I just told the truth. "Neil's one of those burb‑wiggas who went through high school pretending to be gangsta, then hung around a half‑ass college, fucking chicks that were so dumb they not only wanted to date a gangsta, they fell for his act. Another dorm‑and‑club dealer like me. I only saw him a couple times in Cañon City. Is he still a fake gangsta or did he get Jesus?"
She giggled. "No Jesus. Neil is definitely not into Jesus. And there is something he can help me out with – "
"If you want to buy drugs I can find you a guy."
"Not that."
"That's the only thing I know that Neil can be any help with."
She reached out and took my hand. "You're mad because if someone is going to do something for me, you want it to be you, don't you?"
I don't know where I found the nerve to look right in her eyes. "Yes."
It was worth it; she got this great smile. "Well, stop fretting. This has to do with some contacts he has. I got involved in some real messed up shit myself, years ago, stuff I could have gone to jail for. It's not quite over but if I can pay the right person – through a cutout – then it could all be done with. And Neil knows the right person. Can he keep his mouth shut?"
"I would keep any secret I had to," I said, "and nothing you told me could make me stop being your friend. And I'm a meaner bastard than Neil, they wouldn't fuck with me like they might with him."
Stacy looked exasperated. Her hands squeezed mine hard. "Hal, this has nothing to do with friendship, or courage, or skills, because if it did I swear, I'd totally've come to you in the first place. I don't need to buy something. I need to buy someone, someone I don't know who it is, and Neil can put me in touch with the person I need to talk to. So I'm asking – can he keep his mouth shut?"
I looked up at the Tree Trunk's battered and stained acoustic tile ceiling and thought out loud. "When I knew Neil, we were both fucked up on something or other all the time. So you're getting my idea of the dude two years later through, like, a chemical cloud, , but, well—he didn't rat out anyone before. I did. With Neil, I'd be more worried that he might brag on things and blab your story to some little megan‑from‑the‑burbs when he's trying to get into her pants. What's he like around Tammy?"
"Always a story, but never a story he'd get busted on, or anyone else would, and he totally wants into her pants—straight guys always do."
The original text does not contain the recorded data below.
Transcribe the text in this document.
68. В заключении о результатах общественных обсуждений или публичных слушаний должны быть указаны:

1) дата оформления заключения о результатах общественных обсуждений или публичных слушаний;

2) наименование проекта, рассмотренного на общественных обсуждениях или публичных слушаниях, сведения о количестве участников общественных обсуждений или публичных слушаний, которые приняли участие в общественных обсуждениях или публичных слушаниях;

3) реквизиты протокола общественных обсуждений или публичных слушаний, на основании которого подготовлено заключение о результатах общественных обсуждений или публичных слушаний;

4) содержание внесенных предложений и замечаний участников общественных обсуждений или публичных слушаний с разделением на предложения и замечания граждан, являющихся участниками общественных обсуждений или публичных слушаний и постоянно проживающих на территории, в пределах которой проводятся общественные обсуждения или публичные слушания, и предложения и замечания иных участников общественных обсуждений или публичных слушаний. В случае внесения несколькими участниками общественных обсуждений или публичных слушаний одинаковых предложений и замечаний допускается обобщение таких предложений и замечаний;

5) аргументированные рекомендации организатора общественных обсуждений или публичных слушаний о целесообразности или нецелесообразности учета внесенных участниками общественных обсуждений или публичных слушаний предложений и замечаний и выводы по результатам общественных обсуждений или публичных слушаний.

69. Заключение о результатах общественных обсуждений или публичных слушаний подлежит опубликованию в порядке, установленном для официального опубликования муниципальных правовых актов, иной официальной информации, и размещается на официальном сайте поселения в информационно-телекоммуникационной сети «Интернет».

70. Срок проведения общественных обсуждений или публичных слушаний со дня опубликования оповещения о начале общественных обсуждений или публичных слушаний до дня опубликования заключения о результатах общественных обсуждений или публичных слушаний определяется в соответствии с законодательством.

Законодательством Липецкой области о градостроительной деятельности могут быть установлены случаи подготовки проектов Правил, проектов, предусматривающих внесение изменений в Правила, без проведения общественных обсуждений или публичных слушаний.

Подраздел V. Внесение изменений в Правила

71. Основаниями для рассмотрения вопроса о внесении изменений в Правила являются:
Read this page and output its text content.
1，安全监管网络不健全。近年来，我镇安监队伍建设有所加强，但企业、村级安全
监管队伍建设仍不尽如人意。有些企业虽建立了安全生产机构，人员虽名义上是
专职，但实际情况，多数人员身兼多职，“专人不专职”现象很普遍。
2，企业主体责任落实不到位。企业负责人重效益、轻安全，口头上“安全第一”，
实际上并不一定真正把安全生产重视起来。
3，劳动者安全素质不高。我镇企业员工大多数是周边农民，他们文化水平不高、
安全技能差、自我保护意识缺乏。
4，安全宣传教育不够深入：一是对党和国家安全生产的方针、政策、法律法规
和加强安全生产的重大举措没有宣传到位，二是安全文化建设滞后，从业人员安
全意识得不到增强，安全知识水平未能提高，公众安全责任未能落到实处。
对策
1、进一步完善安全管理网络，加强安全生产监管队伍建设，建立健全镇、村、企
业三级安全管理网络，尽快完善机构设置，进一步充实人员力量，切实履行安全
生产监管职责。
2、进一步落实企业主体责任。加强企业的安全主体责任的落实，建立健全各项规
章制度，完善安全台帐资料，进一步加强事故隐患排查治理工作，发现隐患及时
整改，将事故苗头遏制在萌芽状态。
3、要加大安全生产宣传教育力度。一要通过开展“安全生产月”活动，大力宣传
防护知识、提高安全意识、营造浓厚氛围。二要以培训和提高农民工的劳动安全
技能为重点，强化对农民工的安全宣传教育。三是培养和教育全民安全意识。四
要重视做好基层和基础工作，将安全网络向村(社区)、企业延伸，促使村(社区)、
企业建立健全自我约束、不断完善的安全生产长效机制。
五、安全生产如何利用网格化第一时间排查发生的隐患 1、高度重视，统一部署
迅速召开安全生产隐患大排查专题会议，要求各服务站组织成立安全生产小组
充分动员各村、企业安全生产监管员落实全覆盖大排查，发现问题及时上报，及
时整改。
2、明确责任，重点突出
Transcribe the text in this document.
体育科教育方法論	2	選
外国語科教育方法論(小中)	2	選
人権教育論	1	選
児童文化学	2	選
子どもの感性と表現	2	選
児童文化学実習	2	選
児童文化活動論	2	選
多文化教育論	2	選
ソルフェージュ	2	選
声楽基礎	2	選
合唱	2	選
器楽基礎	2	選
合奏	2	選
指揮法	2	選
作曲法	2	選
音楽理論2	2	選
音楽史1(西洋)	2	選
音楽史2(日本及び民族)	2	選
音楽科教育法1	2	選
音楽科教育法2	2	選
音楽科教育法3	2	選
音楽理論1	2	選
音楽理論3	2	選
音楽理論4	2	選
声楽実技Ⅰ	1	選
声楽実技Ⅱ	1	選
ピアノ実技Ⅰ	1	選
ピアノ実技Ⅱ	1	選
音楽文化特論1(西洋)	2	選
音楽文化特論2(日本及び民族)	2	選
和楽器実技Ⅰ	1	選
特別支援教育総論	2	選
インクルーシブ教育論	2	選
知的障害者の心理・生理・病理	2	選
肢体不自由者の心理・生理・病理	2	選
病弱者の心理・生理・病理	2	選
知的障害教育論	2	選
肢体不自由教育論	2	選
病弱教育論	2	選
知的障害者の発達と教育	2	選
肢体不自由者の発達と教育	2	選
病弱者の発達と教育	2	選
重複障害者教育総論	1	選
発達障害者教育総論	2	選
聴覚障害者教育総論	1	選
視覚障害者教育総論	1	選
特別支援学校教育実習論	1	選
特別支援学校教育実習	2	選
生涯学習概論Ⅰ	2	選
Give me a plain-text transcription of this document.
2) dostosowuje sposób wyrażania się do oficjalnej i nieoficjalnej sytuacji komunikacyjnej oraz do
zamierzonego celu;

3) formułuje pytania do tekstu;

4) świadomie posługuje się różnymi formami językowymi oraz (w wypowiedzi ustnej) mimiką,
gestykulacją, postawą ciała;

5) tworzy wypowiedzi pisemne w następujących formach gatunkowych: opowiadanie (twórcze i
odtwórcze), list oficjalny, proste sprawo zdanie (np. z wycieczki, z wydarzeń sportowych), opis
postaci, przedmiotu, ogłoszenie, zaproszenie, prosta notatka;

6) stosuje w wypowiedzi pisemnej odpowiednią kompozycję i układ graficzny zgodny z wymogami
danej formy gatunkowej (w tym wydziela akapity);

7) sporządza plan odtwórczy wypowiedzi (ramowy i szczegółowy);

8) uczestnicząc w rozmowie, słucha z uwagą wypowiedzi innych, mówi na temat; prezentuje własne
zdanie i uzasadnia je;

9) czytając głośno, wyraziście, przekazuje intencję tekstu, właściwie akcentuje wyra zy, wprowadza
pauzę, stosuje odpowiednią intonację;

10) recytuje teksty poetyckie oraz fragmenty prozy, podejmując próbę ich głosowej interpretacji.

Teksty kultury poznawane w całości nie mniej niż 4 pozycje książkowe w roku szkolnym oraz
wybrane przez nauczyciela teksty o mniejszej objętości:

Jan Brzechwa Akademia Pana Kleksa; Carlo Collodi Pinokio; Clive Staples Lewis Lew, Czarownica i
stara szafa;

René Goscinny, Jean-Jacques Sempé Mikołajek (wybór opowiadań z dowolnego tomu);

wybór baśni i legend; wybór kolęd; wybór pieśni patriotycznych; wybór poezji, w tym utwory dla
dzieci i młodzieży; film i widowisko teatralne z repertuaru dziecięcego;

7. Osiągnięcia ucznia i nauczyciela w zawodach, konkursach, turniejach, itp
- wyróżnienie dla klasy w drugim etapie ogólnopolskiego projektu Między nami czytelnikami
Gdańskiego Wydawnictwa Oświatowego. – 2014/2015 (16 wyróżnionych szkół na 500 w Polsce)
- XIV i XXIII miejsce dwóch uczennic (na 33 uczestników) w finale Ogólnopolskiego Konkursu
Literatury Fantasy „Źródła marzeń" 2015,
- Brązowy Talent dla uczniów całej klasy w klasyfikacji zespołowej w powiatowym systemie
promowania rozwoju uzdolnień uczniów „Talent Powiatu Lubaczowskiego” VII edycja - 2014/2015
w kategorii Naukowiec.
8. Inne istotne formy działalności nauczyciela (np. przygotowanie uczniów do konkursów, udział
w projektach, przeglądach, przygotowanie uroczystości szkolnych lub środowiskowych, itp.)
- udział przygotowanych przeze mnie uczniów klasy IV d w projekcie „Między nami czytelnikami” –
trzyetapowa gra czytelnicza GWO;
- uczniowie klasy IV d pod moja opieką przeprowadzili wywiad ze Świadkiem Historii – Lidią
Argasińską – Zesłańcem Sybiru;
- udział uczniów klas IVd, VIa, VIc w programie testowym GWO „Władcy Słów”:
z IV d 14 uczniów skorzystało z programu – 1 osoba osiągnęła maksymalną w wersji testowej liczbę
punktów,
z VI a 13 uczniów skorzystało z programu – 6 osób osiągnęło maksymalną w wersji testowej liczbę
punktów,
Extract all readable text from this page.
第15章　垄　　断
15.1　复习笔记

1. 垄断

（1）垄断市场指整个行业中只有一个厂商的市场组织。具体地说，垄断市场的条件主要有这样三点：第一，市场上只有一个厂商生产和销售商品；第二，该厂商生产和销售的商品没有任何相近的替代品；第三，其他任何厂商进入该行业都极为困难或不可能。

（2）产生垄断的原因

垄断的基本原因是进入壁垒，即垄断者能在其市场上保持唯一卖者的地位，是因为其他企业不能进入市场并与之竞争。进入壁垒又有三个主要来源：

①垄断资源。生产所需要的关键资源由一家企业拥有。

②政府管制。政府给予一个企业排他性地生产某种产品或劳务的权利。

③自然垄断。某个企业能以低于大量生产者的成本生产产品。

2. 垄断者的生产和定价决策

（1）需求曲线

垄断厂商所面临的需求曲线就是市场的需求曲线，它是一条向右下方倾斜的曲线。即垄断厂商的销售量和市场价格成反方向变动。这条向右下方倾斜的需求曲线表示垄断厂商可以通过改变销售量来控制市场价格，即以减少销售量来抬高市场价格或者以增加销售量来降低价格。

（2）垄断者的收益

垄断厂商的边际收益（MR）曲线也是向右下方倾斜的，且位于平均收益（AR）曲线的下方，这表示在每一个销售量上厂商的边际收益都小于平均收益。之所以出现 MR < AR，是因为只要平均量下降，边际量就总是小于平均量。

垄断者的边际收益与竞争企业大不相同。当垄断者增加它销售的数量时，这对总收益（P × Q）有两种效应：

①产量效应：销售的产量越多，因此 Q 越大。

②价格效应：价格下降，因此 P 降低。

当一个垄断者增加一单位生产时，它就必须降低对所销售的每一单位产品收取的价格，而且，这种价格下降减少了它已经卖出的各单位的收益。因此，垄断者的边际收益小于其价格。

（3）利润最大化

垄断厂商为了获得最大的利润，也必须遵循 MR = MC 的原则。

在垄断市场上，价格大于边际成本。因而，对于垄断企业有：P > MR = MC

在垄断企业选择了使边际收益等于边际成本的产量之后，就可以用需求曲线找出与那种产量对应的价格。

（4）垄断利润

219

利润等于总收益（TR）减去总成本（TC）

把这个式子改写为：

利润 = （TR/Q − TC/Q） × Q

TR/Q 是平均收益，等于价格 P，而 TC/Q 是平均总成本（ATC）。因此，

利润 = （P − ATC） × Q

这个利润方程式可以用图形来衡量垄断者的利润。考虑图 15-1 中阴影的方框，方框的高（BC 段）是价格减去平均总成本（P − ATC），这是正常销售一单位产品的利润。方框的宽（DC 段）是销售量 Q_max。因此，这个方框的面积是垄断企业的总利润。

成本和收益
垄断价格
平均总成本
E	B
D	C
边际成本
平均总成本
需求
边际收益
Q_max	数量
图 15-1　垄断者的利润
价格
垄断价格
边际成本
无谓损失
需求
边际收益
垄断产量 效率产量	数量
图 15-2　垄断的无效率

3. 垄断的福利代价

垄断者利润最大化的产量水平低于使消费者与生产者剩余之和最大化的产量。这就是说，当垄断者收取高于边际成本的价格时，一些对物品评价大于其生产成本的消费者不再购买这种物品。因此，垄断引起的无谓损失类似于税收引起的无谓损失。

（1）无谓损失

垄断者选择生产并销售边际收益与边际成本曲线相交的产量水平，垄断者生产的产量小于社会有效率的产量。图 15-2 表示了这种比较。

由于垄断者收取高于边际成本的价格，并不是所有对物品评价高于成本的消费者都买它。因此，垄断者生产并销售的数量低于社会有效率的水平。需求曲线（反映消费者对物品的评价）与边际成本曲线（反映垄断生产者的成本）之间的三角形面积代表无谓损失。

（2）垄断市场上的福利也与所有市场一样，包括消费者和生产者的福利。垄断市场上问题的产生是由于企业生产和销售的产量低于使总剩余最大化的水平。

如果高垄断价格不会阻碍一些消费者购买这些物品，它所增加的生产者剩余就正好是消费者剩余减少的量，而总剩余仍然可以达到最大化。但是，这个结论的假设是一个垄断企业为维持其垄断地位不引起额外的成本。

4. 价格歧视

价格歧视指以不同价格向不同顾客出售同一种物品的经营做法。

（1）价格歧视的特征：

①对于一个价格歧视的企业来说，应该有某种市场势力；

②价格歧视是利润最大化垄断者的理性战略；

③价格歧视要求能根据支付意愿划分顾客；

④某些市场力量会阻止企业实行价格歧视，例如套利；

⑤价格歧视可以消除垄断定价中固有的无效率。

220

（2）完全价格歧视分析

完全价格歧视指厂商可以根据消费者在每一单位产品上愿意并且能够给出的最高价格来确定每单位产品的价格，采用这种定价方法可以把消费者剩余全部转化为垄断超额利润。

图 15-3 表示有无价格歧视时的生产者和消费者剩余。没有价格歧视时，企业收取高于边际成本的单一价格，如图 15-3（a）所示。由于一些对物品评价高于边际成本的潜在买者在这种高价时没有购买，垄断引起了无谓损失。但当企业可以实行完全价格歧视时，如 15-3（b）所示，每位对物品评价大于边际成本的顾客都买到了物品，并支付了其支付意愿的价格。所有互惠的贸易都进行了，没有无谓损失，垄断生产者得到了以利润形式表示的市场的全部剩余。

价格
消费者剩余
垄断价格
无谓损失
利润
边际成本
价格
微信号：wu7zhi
"Then maybe you can trust him."
She was nodding with that beautiful serious look, and I thought, okay, if angels don't look like Stacy Hilburn, I am not going to heaven, not even with a signing bonus. "That's what I needed to know, Hal. Are you mad at me?"
"No. Walk with me, it's close to time for class."
"Oh, shit, it is for me too. Is your class in Chivington?"
"Mine too."
 We paid and left; Brady had a couple DU basketball players to fawn on so he was busy and just let me have a no‑hassle exit. Or maybe he was finally getting smart enough to be afraid of Stacy.